Po Yueh (Jeff) Huang
Doctorant
Queen’s University

Chaque fois que nous prenons une décision, que nous prêtons attention à un détail ou que nous faisons appel à notre mémoire de travail, nos pupilles changent de taille. En effet, la taille des pupilles reflète les activités qui se déroulent dans notre cerveau.

À l’université Queen’s de Kingston, en Ontario, Po Yueh (Jeff) Huang, candidat au doctorat, et ses collègues du laboratoire du Dr Douglas Munoz mesurent la relation entre la taille de la pupille et la prise de décision, la flexibilité cognitive et la planification des individus.

En suivant la taille des pupilles des personnes pendant qu’elles effectuent des tâches qui nécessitent une préparation mentale, Huang et ses collègues mettent au point un test de diagnostic pour identifier les personnes atteintes de maladies neurodégénératives. Cette recherche est rendue possible grâce à une bourse d’étudiant diplômé du programme de recherche de Parkinson Canada, d’un montant de 30 000 dollars sur deux ans.

« Nous voulons pouvoir utiliser l’oculométrie pour observer les yeux d’une personne lorsqu’elle effectue une tâche cognitive et être en mesure de déterminer si elle présente des déficits cognitifs ou si elle risque de développer des maladies telles que la maladie de Parkinson ou la maladie d’Alzheimer », explique M. Huang.

Dans le cadre de ses recherches, M. Huang mesure la taille des pupilles pendant que des personnes regardent un écran, en jetant un coup d’œil vers une cible visuelle ou en s’en éloignant.

Chez les personnes en bonne santé, on observe une différence dans la taille des pupilles lors de l’exécution de chaque tâche. Le fait de détourner le regard de la cible les oblige à mobiliser le lobe frontal de leur cerveau – une zone affectée par la maladie de Parkinson – pour se préparer à la tâche.

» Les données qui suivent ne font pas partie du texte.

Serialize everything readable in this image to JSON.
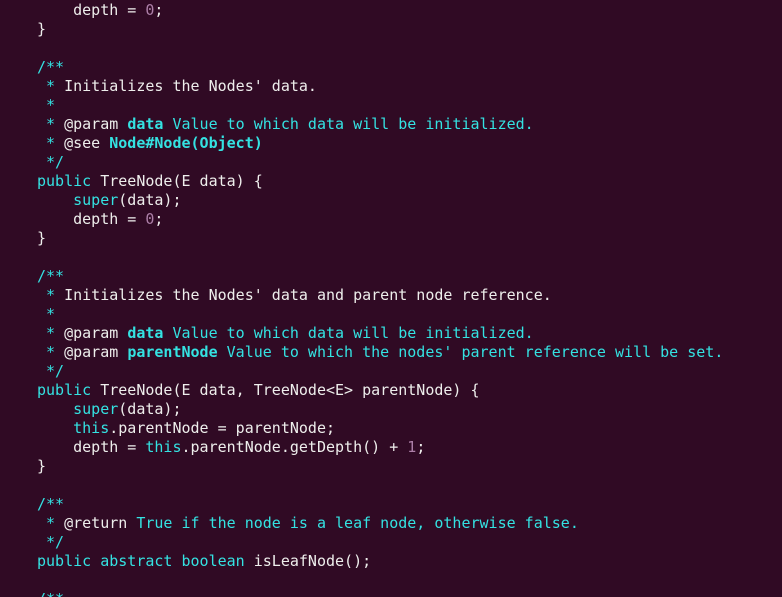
{
  "editor": {
    "lines": [
      {
        "segments": [
          {
            "text": "    depth = ",
            "style": "txt"
          },
          {
            "text": "0",
            "style": "num"
          },
          {
            "text": ";",
            "style": "txt"
          }
        ]
      },
      {
        "segments": [
          {
            "text": "}",
            "style": "txt"
          }
        ]
      },
      {
        "segments": []
      },
      {
        "segments": [
          {
            "text": "/**",
            "style": "cmt"
          }
        ]
      },
      {
        "segments": [
          {
            "text": " * ",
            "style": "cmt"
          },
          {
            "text": "Initializes the Nodes' data.",
            "style": "ctxt"
          }
        ]
      },
      {
        "segments": [
          {
            "text": " *",
            "style": "cmt"
          }
        ]
      },
      {
        "segments": [
          {
            "text": " * ",
            "style": "cmt"
          },
          {
            "text": "@param",
            "style": "tag"
          },
          {
            "text": " ",
            "style": "cmt"
          },
          {
            "text": "data",
            "style": "bold"
          },
          {
            "text": " Value to which data will be initialized.",
            "style": "cmt"
          }
        ]
      },
      {
        "segments": [
          {
            "text": " * ",
            "style": "cmt"
          },
          {
            "text": "@see",
            "style": "tag"
          },
          {
            "text": " ",
            "style": "cmt"
          },
          {
            "text": "Node#Node(Object)",
            "style": "bold"
          }
        ]
      },
      {
        "segments": [
          {
            "text": " */",
            "style": "cmt"
          }
        ]
      },
      {
        "segments": [
          {
            "text": "public",
            "style": "kw"
          },
          {
            "text": " TreeNode(E data) {",
            "style": "txt"
          }
        ]
      },
      {
        "segments": [
          {
            "text": "    ",
            "style": "txt"
          },
          {
            "text": "super",
            "style": "kw"
          },
          {
            "text": "(data);",
            "style": "txt"
          }
        ]
      },
      {
        "segments": [
          {
            "text": "    depth = ",
            "style": "txt"
          },
          {
            "text": "0",
            "style": "num"
          },
          {
            "text": ";",
            "style": "txt"
          }
        ]
      },
      {
        "segments": [
          {
            "text": "}",
            "style": "txt"
          }
        ]
      },
      {
        "segments": []
      },
      {
        "segments": [
          {
            "text": "/**",
            "style": "cmt"
          }
        ]
      },
      {
        "segments": [
          {
            "text": " * ",
            "style": "cmt"
          },
          {
            "text": "Initializes the Nodes' data and parent node reference.",
            "style": "ctxt"
          }
        ]
      },
      {
        "segments": [
          {
            "text": " *",
            "style": "cmt"
          }
        ]
      },
      {
        "segments": [
          {
            "text": " * ",
            "style": "cmt"
          },
          {
            "text": "@param",
            "style": "tag"
          },
          {
            "text": " ",
            "style": "cmt"
          },
          {
            "text": "data",
            "style": "bold"
          },
          {
            "text": " Value to which data will be initialized.",
            "style": "cmt"
          }
        ]
      },
      {
        "segments": [
          {
            "text": " * ",
            "style": "cmt"
          },
          {
            "text": "@param",
            "style": "tag"
          },
          {
            "text": " ",
            "style": "cmt"
          },
          {
            "text": "parentNode",
            "style": "bold"
          },
          {
            "text": " Value to which the nodes' parent reference will be set.",
            "style": "cmt"
          }
        ]
      },
      {
        "segments": [
          {
            "text": " */",
            "style": "cmt"
          }
        ]
      },
      {
        "segments": [
          {
            "text": "public",
            "style": "kw"
          },
          {
            "text": " TreeNode(E data, TreeNode<E> parentNode) {",
            "style": "txt"
          }
        ]
      },
      {
        "segments": [
          {
            "text": "    ",
            "style": "txt"
          },
          {
            "text": "super",
            "style": "kw"
          },
          {
            "text": "(data);",
            "style": "txt"
          }
        ]
      },
      {
        "segments": [
          {
            "text": "    ",
            "style": "txt"
          },
          {
            "text": "this",
            "style": "kw"
          },
          {
            "text": ".parentNode = parentNode;",
            "style": "txt"
          }
        ]
      },
      {
        "segments": [
          {
            "text": "    depth = ",
            "style": "txt"
          },
          {
            "text": "this",
            "style": "kw"
          },
          {
            "text": ".parentNode.getDepth() + ",
            "style": "txt"
          },
          {
            "text": "1",
            "style": "num"
          },
          {
            "text": ";",
            "style": "txt"
          }
        ]
      },
      {
        "segments": [
          {
            "text": "}",
            "style": "txt"
          }
        ]
      },
      {
        "segments": []
      },
      {
        "segments": [
          {
            "text": "/**",
            "style": "cmt"
          }
        ]
      },
      {
        "segments": [
          {
            "text": " * ",
            "style": "cmt"
          },
          {
            "text": "@return",
            "style": "tag"
          },
          {
            "text": " True if the node is a leaf node, otherwise false.",
            "style": "cmt"
          }
        ]
      },
      {
        "segments": [
          {
            "text": " */",
            "style": "cmt"
          }
        ]
      },
      {
        "segments": [
          {
            "text": "public",
            "style": "kw"
          },
          {
            "text": " ",
            "style": "txt"
          },
          {
            "text": "abstract",
            "style": "kw"
          },
          {
            "text": " ",
            "style": "txt"
          },
          {
            "text": "boolean",
            "style": "kw"
          },
          {
            "text": " isLeafNode();",
            "style": "txt"
          }
        ]
      },
      {
        "segments": []
      },
      {
        "segments": [
          {
            "text": "/**",
            "style": "cmt"
          }
        ]
      }
    ]
  }
}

Chez les personnes atteintes de la maladie de Parkinson, la différence de taille des pupilles est moins importante lorsqu’elles regardent la cible en face ou de loin, ce qui reflète des déficits dans les processus neuronaux sous-jacents.

« Leurs performances sont également moins bonnes », explique M. Huang. « Le cerveau doit se préparer à détourner le regard de la cible, mais leur capacité à le faire est altérée ».

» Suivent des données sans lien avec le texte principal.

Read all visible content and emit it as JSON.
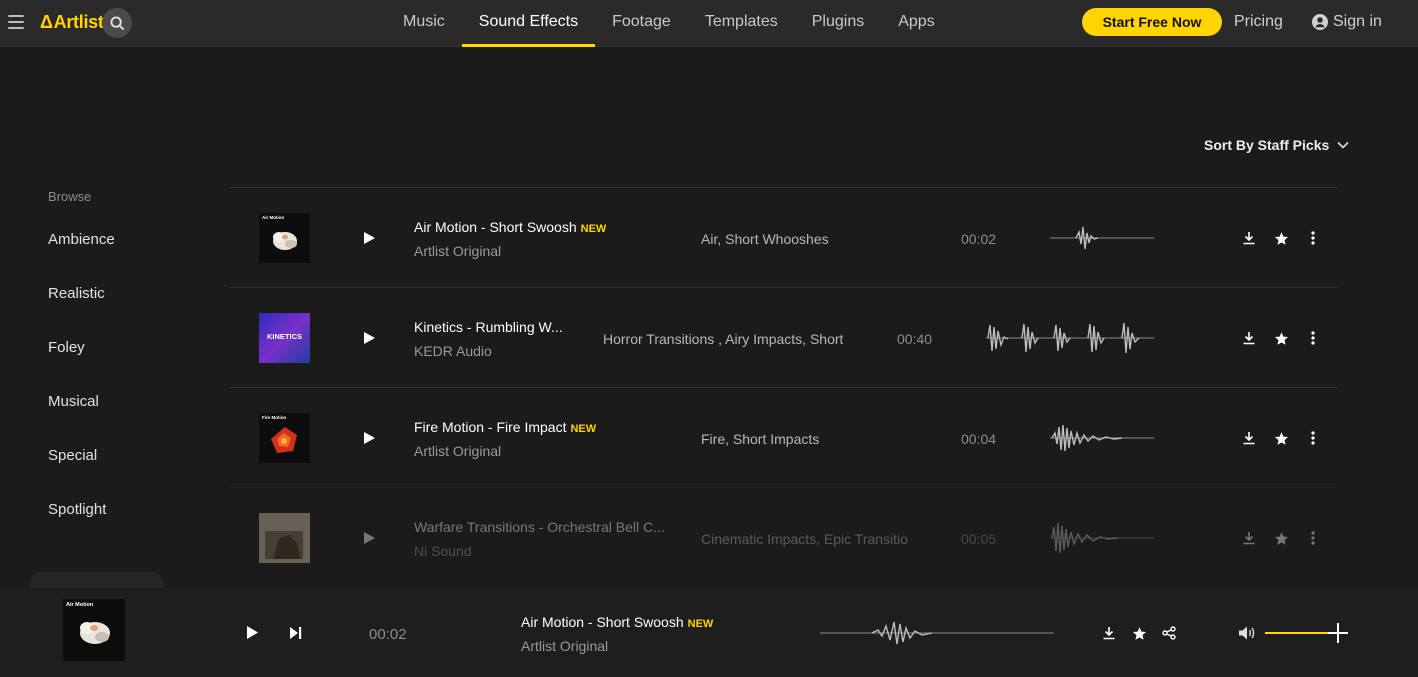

En mesurant la taille de la pupille par rapport aux performances de personnes atteintes de différents types de maladies neurodégénératives, Huang crée également une base de données de mesures qui peuvent être utiles en tant qu’indicateurs précoces et facteurs de risque de maladies associées à la démence : Parkinson, Alzheimer, dégénérescence frontale-temporale, démence vasculaire et sclérose latérale amyotrophique (SLA ).

À terme, les mesures de la pupille pourraient être combinées à des tests génétiques et d’imagerie pour créer un ensemble de marqueurs qui pourraient aider à diagnostiquer plus tôt la maladie de Parkinson et d’autres troubles cérébraux évolutifs.

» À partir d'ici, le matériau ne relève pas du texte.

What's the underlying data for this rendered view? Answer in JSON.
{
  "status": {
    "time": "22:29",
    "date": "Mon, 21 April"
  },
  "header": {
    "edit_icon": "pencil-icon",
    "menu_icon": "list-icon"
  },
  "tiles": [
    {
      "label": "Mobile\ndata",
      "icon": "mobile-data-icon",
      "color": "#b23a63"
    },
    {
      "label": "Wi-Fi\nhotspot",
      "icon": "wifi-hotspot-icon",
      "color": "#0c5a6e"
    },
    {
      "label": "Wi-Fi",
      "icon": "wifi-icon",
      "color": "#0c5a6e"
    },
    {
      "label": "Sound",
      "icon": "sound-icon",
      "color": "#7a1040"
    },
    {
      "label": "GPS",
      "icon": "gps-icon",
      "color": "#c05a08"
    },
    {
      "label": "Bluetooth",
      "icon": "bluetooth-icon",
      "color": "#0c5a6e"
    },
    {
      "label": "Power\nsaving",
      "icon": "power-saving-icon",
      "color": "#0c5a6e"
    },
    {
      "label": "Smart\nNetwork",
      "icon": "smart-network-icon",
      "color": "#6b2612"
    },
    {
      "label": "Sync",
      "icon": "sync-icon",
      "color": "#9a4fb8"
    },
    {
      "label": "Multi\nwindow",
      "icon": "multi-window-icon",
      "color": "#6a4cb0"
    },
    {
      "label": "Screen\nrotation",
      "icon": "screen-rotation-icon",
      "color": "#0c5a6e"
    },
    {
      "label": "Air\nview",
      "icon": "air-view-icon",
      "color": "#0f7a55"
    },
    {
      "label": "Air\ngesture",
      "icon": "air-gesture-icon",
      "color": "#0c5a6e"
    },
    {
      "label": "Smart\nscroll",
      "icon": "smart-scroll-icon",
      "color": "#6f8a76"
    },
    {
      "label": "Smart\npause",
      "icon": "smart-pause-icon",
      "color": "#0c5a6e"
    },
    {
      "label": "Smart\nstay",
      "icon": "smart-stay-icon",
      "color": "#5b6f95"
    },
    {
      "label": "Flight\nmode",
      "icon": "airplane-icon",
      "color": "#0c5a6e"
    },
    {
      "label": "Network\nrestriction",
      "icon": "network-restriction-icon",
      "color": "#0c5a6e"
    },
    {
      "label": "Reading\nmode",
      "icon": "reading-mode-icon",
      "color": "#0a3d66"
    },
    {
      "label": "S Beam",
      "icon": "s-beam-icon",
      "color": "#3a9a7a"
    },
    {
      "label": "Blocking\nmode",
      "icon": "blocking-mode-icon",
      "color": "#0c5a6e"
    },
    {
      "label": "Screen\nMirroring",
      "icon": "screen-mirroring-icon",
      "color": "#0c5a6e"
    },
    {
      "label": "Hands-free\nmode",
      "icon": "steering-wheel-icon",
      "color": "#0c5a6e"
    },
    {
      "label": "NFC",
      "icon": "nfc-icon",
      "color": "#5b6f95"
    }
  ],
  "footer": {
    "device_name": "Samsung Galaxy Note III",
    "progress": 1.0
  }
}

Un diagnostic précoce pourrait être vital pour les personnes atteintes de la maladie de Parkinson si de nouveaux médicaments ou de nouvelles thérapies sont mis au point pour ralentir ou arrêter la progression de la maladie.

Le père de Huang, ophtalmologue à Taïwan, et son grand-père, atteint de la maladie de Parkinson, ont tous deux influencé la décision de Huang de devenir neuroscientifique. Lorsqu’il a entendu parler pour la première fois des travaux de Munoz sur les liens entre l’œil et la neurodégénérescence, Huang a été séduit. Il a trouvé l’intersection parfaite entre ses intérêts. Huang espère que ses travaux contribueront à améliorer la vie des personnes atteintes de la maladie de Parkinson.